Effects of label noise on the classification of outlier observations
Matheus Vinícius Barreto de Farias, Mario de Castro
TL;DR
This work evaluates BCOPS, a conformal-prediction approach that yields prediction sets with a nominal coverage of $1-\alpha$ (e.g., $0.95$) and can abstain when no training-class support exists, under training-label noise. The authors introduce a label-noise corruption function $g(y)$ with probability $\phi$ of flipping a label to a uniformly drawn class, and assess per-class coverage and outlier abstention across synthetic two-class and ten-class settings, plus MNIST (digits 0–5 trained, 6–9 as outliers).
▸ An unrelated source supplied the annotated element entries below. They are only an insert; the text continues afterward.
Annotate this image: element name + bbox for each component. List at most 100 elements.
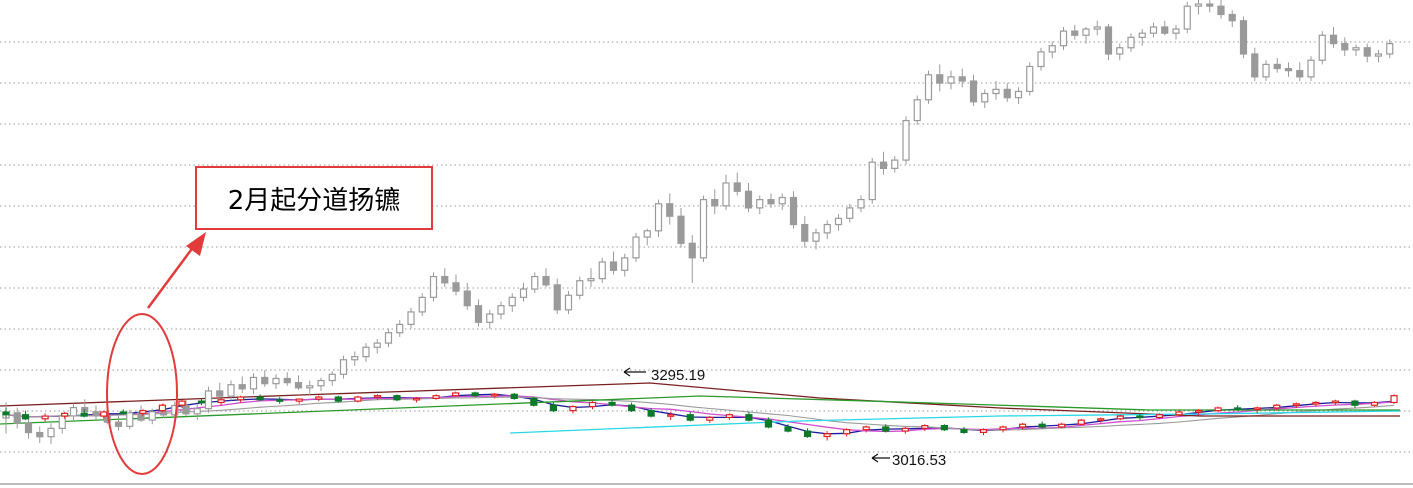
upper-candle-body bbox=[261, 376, 269, 385]
lower-candle-body bbox=[960, 429, 968, 433]
lower-candle-body bbox=[334, 396, 342, 402]
upper-candle-body bbox=[1138, 32, 1146, 38]
upper-candle-body bbox=[463, 290, 471, 307]
upper-candle-body bbox=[1082, 28, 1090, 36]
upper-candle-body bbox=[148, 411, 156, 421]
lower-candle-body bbox=[823, 433, 831, 438]
upper-candle-body bbox=[508, 296, 516, 307]
upper-candle-body bbox=[519, 288, 528, 298]
lower-candle-body bbox=[569, 405, 577, 412]
upper-candle-body bbox=[1071, 30, 1079, 36]
upper-candle-body bbox=[913, 99, 921, 122]
upper-candle-body bbox=[47, 427, 55, 438]
lower-candle-body bbox=[432, 395, 440, 399]
lower-candle-body bbox=[862, 426, 870, 431]
lower-candle-body bbox=[1175, 411, 1183, 416]
upper-candle-body bbox=[677, 215, 685, 244]
upper-candle-body bbox=[373, 342, 381, 348]
lower-candle-body bbox=[1390, 395, 1398, 404]
upper-candle-body bbox=[159, 411, 168, 416]
upper-candle-body bbox=[654, 203, 663, 232]
upper-candle-body bbox=[13, 412, 21, 424]
upper-candle-body bbox=[801, 223, 809, 242]
upper-candle-body bbox=[1329, 34, 1338, 45]
upper-candle-body bbox=[823, 223, 831, 234]
upper-candle-body bbox=[1239, 20, 1248, 55]
upper-candle-body bbox=[272, 377, 280, 385]
upper-candle-body bbox=[1104, 26, 1113, 55]
upper-candle-body bbox=[812, 232, 820, 242]
lower-candle-body bbox=[373, 395, 382, 398]
upper-candle-body bbox=[733, 182, 741, 192]
upper-candle-body bbox=[1003, 88, 1011, 99]
lower-candle-body bbox=[725, 414, 733, 419]
upper-candle-body bbox=[632, 236, 640, 259]
upper-candle-body bbox=[396, 323, 404, 334]
lower-candle-body bbox=[1116, 415, 1124, 420]
upper-candle-body bbox=[238, 384, 246, 390]
upper-candle-body bbox=[553, 284, 561, 311]
upper-candle-body bbox=[36, 431, 44, 438]
upper-candle-body bbox=[69, 407, 78, 417]
lower-candle-body bbox=[667, 414, 675, 417]
price-labels: 3295.19 3016.53 bbox=[623, 367, 946, 469]
lower-candle-body bbox=[315, 396, 323, 400]
price-label-low: 3016.53 bbox=[892, 452, 946, 469]
lower-candle-body bbox=[549, 404, 558, 412]
upper-candle-body bbox=[418, 296, 426, 313]
lower-candle-body bbox=[940, 425, 949, 431]
upper-candle-body bbox=[216, 390, 224, 397]
upper-candle-body bbox=[1262, 63, 1270, 78]
upper-candle-body bbox=[756, 199, 764, 209]
upper-candle-body bbox=[564, 294, 573, 311]
lower-candle-body bbox=[491, 393, 499, 397]
lower-candle-body bbox=[1194, 410, 1203, 413]
upper-candle-body bbox=[722, 182, 730, 207]
lower-candle-body bbox=[21, 414, 30, 420]
upper-candle-body bbox=[924, 74, 933, 101]
upper-candle-body bbox=[441, 275, 449, 284]
upper-candle-body bbox=[902, 119, 910, 161]
lower-candle-body bbox=[901, 427, 909, 432]
upper-candle-body bbox=[542, 275, 550, 286]
pointer-arrow-shaft bbox=[146, 245, 196, 309]
upper-candle-body bbox=[497, 305, 505, 315]
lower-candle-series bbox=[2, 391, 1398, 441]
upper-candle-body bbox=[879, 161, 888, 170]
lower-candle-body bbox=[61, 412, 69, 417]
upper-candle-body bbox=[1059, 30, 1068, 47]
lower-candle-body bbox=[764, 419, 773, 428]
lower-candle-body bbox=[1273, 404, 1281, 409]
upper-candle-body bbox=[1341, 42, 1349, 51]
lower-candle-body bbox=[178, 400, 186, 406]
price-label-low-arrow bbox=[871, 453, 890, 463]
upper-candle-body bbox=[1318, 34, 1326, 61]
upper-candle-body bbox=[868, 161, 876, 201]
upper-candle-body bbox=[744, 190, 753, 209]
upper-candle-body bbox=[1251, 53, 1259, 78]
upper-candle-body bbox=[486, 313, 494, 323]
pointer-arrow-head bbox=[186, 232, 206, 256]
upper-candle-body bbox=[294, 382, 303, 389]
upper-candle-body bbox=[958, 76, 966, 82]
upper-candle-body bbox=[1127, 36, 1135, 49]
upper-candle-body bbox=[227, 384, 235, 397]
lower-candle-body bbox=[256, 396, 264, 401]
upper-candle-body bbox=[1228, 13, 1236, 22]
upper-candle-body bbox=[1014, 90, 1023, 99]
lower-candle-body bbox=[1077, 419, 1085, 425]
lower-candle-body bbox=[588, 401, 597, 408]
upper-candle-body bbox=[936, 74, 944, 84]
upper-candle-body bbox=[24, 422, 33, 434]
lower-candle-body bbox=[921, 425, 929, 429]
upper-candle-body bbox=[834, 217, 843, 226]
upper-candle-body bbox=[384, 332, 393, 344]
highlight-ellipse bbox=[106, 313, 178, 475]
lower-candle-body bbox=[1038, 423, 1046, 428]
lower-candle-body bbox=[119, 411, 127, 415]
lower-candle-body bbox=[1331, 400, 1340, 404]
annotation-text: 2月起分道扬镳 bbox=[227, 185, 401, 216]
lower-candle-body bbox=[1253, 407, 1261, 411]
upper-candle-body bbox=[1048, 45, 1056, 53]
upper-candle-body bbox=[1093, 26, 1101, 30]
Across datasets, BCOPS maintains coverage near $0.95$ across noise levels, with occasional slight increases, and abstention on outliers decreases at low noise before recovering as noise grows. These results corroborate the robustness of conformal prediction under label-noise conditions while highlighting non-monotonic abstention behavior that practitioners should monitor in noisy data deployments. The findings support BCOPS’s applicability to real-world, imperfectly labeled data and inform considerations for abstention dynamics in outlier detection scenarios.
Abstract
This study investigates the impact of adding noise to the training set classes in classification tasks using the BCOPS algorithm (Balanced and Conformal Optimized Prediction Sets), proposed by Guan & Tibshirani (2022). The BCOPS algorithm is an application of conformal prediction combined with a machine learning method to construct prediction sets such that the probability of the true class being included in the prediction set for a test observation meets a specified coverage guarantee. An observation is considered an outlier if its true class is not present in the training set. The study employs both synthetic and real datasets and conducts experiments to evaluate the prediction abstention rate for outlier observations and the model's robustness in this previously untested scenario. The results indicate that the addition of noise, even in small amounts, can have a significant effect on model performance.